En son 1994’te futbol liglerimizin en üst basamağında kendini gösteren Demirspor, 1999’da 3.lige düşerek dip noktasına düştükten sonra, biraz kıpırdanıp kendine gelse de halen üsten üç, alltan ikinci ligte (2. Lig Kırmızı Grup) mavi-lacivert bayrağı dalgalandırıyor. Kurulduğu 1940 yılından itibaren yerel liglerde şampiyonluğu kimseye kaptırmayan Adana Demirspor, ardından 20 yıllık sürede, bir Türkiye üçüncülüğü (1951) ve Türkiye Şampiyonluğu (1953) kazandıktan sonra 1960’da milli lige kabul edilmişti. Ki bu durum da bir ilki temsil ediyor: İstanbul-Ankara ve İzmir dışından milli ligte oynayan ilk takım. Efsane kaptan (Fofo) Muharrem Gülergin, (Füze) Selami Tekkazancı, Kartal Yaşar, (Coral) Ali Hikmet Aydınoğlu, (Met) Ahmet Arıboğan gibi isimlerin damgasını vurduğu ilk dalga başarıların ardından, 1970’lerde tekrar yükselişe geçen takım, 1978’te Türkiye Kupası finali ve Başbakanlık Kupası macerası yaşamıştı. Bu dönemlerde İstanbul takımlarının korkulu deplasmanı haline gelen Demirspor maçları, her daim şenlikli, tantanalı, bol muhabbetli olmuştu. İkinci başarı dalgasında, (Paşa) Hüseyin Çelik, (Kasap) Burhan Sürer, Eser Özaltındere, Rasin Gürcan adları anılmalı… Tabii, Adana Demirspor’dan yetişen ve 1973’e kadar mavi-lacivertli formayı giyen Fatih Terim de (Demirsporlular için kırgın bir şekilde anılsa da) camianın futbola kazandırdığı isimlerdendir. 1980’lerde, Adana’nın siyasi, sosyal ve kültürel düşüşünün takipçisi olarak, Adana Demirspor da eski başarılarını bir daha yakalayamadı. 1990’lardan itibaren, kente hakim olan Aytaç Durak imparatorluğundan, olumlu-olumsuz, çokça etkilenen Adana Demirspor, 2007 ve 2008’te üst üste kaybettiği ekstra-playoff finalleriyle 1. Lig’in kapısından döndü ve bu travmatik finaller kulübün de taraftarın da benliğinde silinmiş değil.

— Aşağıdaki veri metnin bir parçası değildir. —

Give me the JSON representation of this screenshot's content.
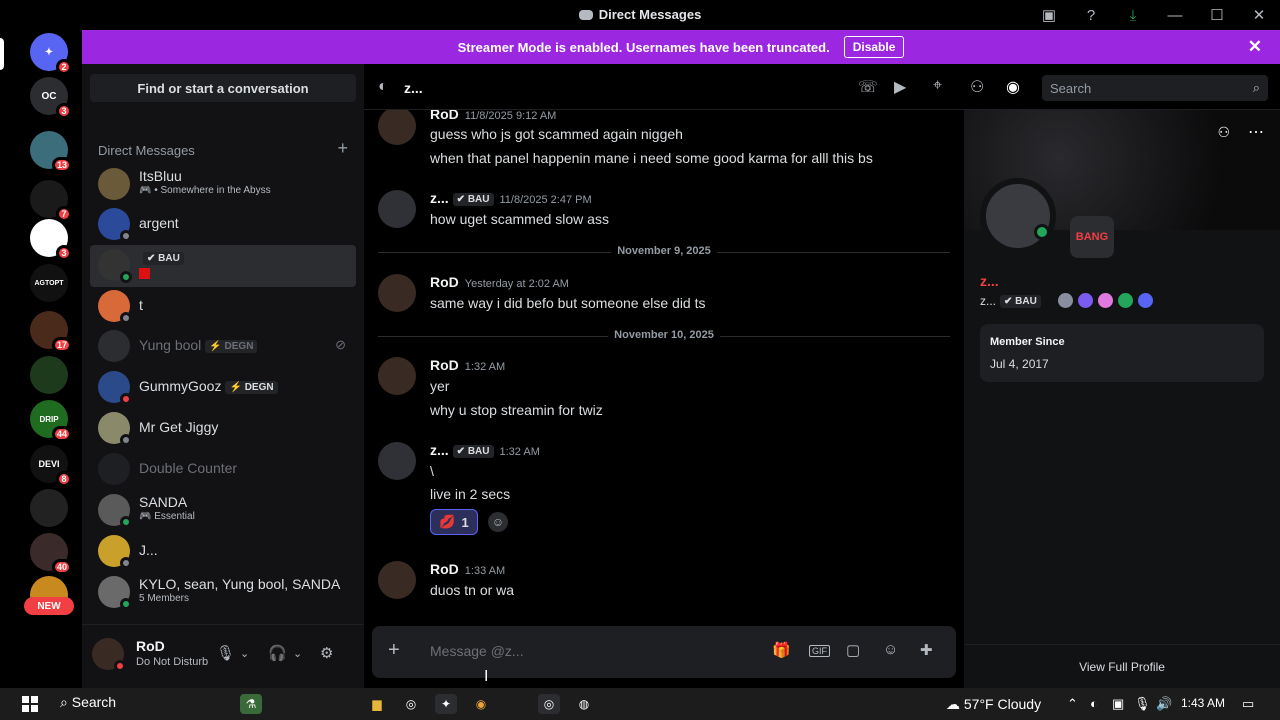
{
  "window": {
    "title": "Direct Messages"
  },
  "titlebar": {
    "icons": [
      "screen-share-icon",
      "help-icon",
      "download-icon",
      "minimize-icon",
      "maximize-icon",
      "close-icon"
    ]
  },
  "banner": {
    "text": "Streamer Mode is enabled. Usernames have been truncated.",
    "button": "Disable",
    "color": "#9b27e0"
  },
  "servers": [
    {
      "label": "",
      "badge": "2",
      "name": "discord-home"
    },
    {
      "label": "OC",
      "badge": "3"
    },
    {
      "label": "",
      "badge": "13"
    },
    {
      "label": "",
      "badge": "7"
    },
    {
      "label": "",
      "badge": "3"
    },
    {
      "label": "AGTOPT",
      "badge": ""
    },
    {
      "label": "",
      "badge": "17"
    },
    {
      "label": "",
      "badge": ""
    },
    {
      "label": "DRIP",
      "badge": "44"
    },
    {
      "label": "DEVI",
      "badge": "8"
    },
    {
      "label": "",
      "badge": ""
    },
    {
      "label": "",
      "badge": "40"
    },
    {
      "label": "",
      "badge": ""
    }
  ],
  "new_badge": "NEW",
  "sidebar": {
    "find": "Find or start a conversation",
    "header": "Direct Messages",
    "items": [
      {
        "name": "ItsBluu",
        "sub": "🎮 • Somewhere in the Abyss",
        "tag": ""
      },
      {
        "name": "argent",
        "sub": "",
        "tag": ""
      },
      {
        "name": "",
        "sub": "",
        "tag": "✔ BAU"
      },
      {
        "name": "t",
        "sub": "",
        "tag": ""
      },
      {
        "name": "Yung bool",
        "sub": "",
        "tag": "⚡ DEGN"
      },
      {
        "name": "GummyGooz",
        "sub": "",
        "tag": "⚡ DEGN"
      },
      {
        "name": "Mr Get Jiggy",
        "sub": "",
        "tag": ""
      },
      {
        "name": "Double Counter",
        "sub": "",
        "tag": ""
      },
      {
        "name": "SANDA",
        "sub": "🎮 Essential",
        "tag": ""
      },
      {
        "name": "J...",
        "sub": "",
        "tag": ""
      },
      {
        "name": "KYLO, sean, Yung bool, SANDA",
        "sub": "5 Members",
        "tag": ""
      }
    ]
  },
  "user": {
    "name": "RoD",
    "status": "Do Not Disturb"
  },
  "chat": {
    "header_name": "z...",
    "search_placeholder": "Search",
    "messages": [
      {
        "author": "RoD",
        "time": "11/8/2025 9:12 AM",
        "lines": [
          "guess who js got scammed again niggeh",
          "when that panel happenin mane i need some good karma for alll this bs"
        ]
      },
      {
        "author": "z...",
        "tag": "✔ BAU",
        "time": "11/8/2025 2:47 PM",
        "lines": [
          "how  uget scammed slow ass"
        ]
      },
      {
        "author": "RoD",
        "time": "Yesterday at 2:02 AM",
        "lines": [
          "same way i did befo but someone else did ts"
        ]
      },
      {
        "author": "RoD",
        "time": "1:32 AM",
        "lines": [
          "yer",
          "why u stop streamin for twiz"
        ]
      },
      {
        "author": "z...",
        "tag": "✔ BAU",
        "time": "1:32 AM",
        "lines": [
          "\\",
          "live in 2 secs"
        ]
      },
      {
        "author": "RoD",
        "time": "1:33 AM",
        "lines": [
          "duos tn or wa"
        ]
      }
    ],
    "dividers": [
      "November 9, 2025",
      "November 10, 2025"
    ],
    "reaction_count": "1"
  },
  "composer": {
    "placeholder": "Message @z..."
  },
  "profile": {
    "badge_text": "BANG",
    "display_name": "z...",
    "username": "z...",
    "tag": "✔ BAU",
    "member_since_label": "Member Since",
    "member_since": "Jul 4, 2017",
    "full_profile": "View Full Profile"
  },
  "taskbar": {
    "search": "Search",
    "weather": "57°F  Cloudy",
    "time": "1:43 AM"
  }
}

Esasen yeşil sahadan çok tribündeki kitleselliği ile futbol kültürümüzde yer edinen Adana Demirspor, her daim çalkantılı bir camia olmuştu. Bu çalkantılar, kulübün kente önemli bir cazibe merkezi olması, buna bağlı olarak da kulübün içinde (veya dışında) yer almanın bir iktidar ve imaj sembolü haline gelmesi, Demirspor’un istikrarlı bir yönetim altında olmasını her daim zorlaştırmıştı. Kentteki rakibi Adanaspor da, Demirspor’un bu girdabından çıkanların/kurtulanların eseridir. Futbol alanında her zaman Demirspor’dan başarılı olan Adanaspor’un, özellikle “Vilayetspor”ların patlak verdiği ve lig statülerinin değiştiği 1960’larda yükselişe geçmesi, Demirspor’dan farklı olarak iyi yönetilmesinin bir sonucu olduğu söylenebilir. Adanaspor-Adana Demirspor gerginliği/rekabeti/muhabbetini, geçen yıl İletişim Yayınları’ndan çıkan “Sıcağıyla, Acısıyla Adana Futbolu” kitabında farklı boyutlarıyla ele almıştık.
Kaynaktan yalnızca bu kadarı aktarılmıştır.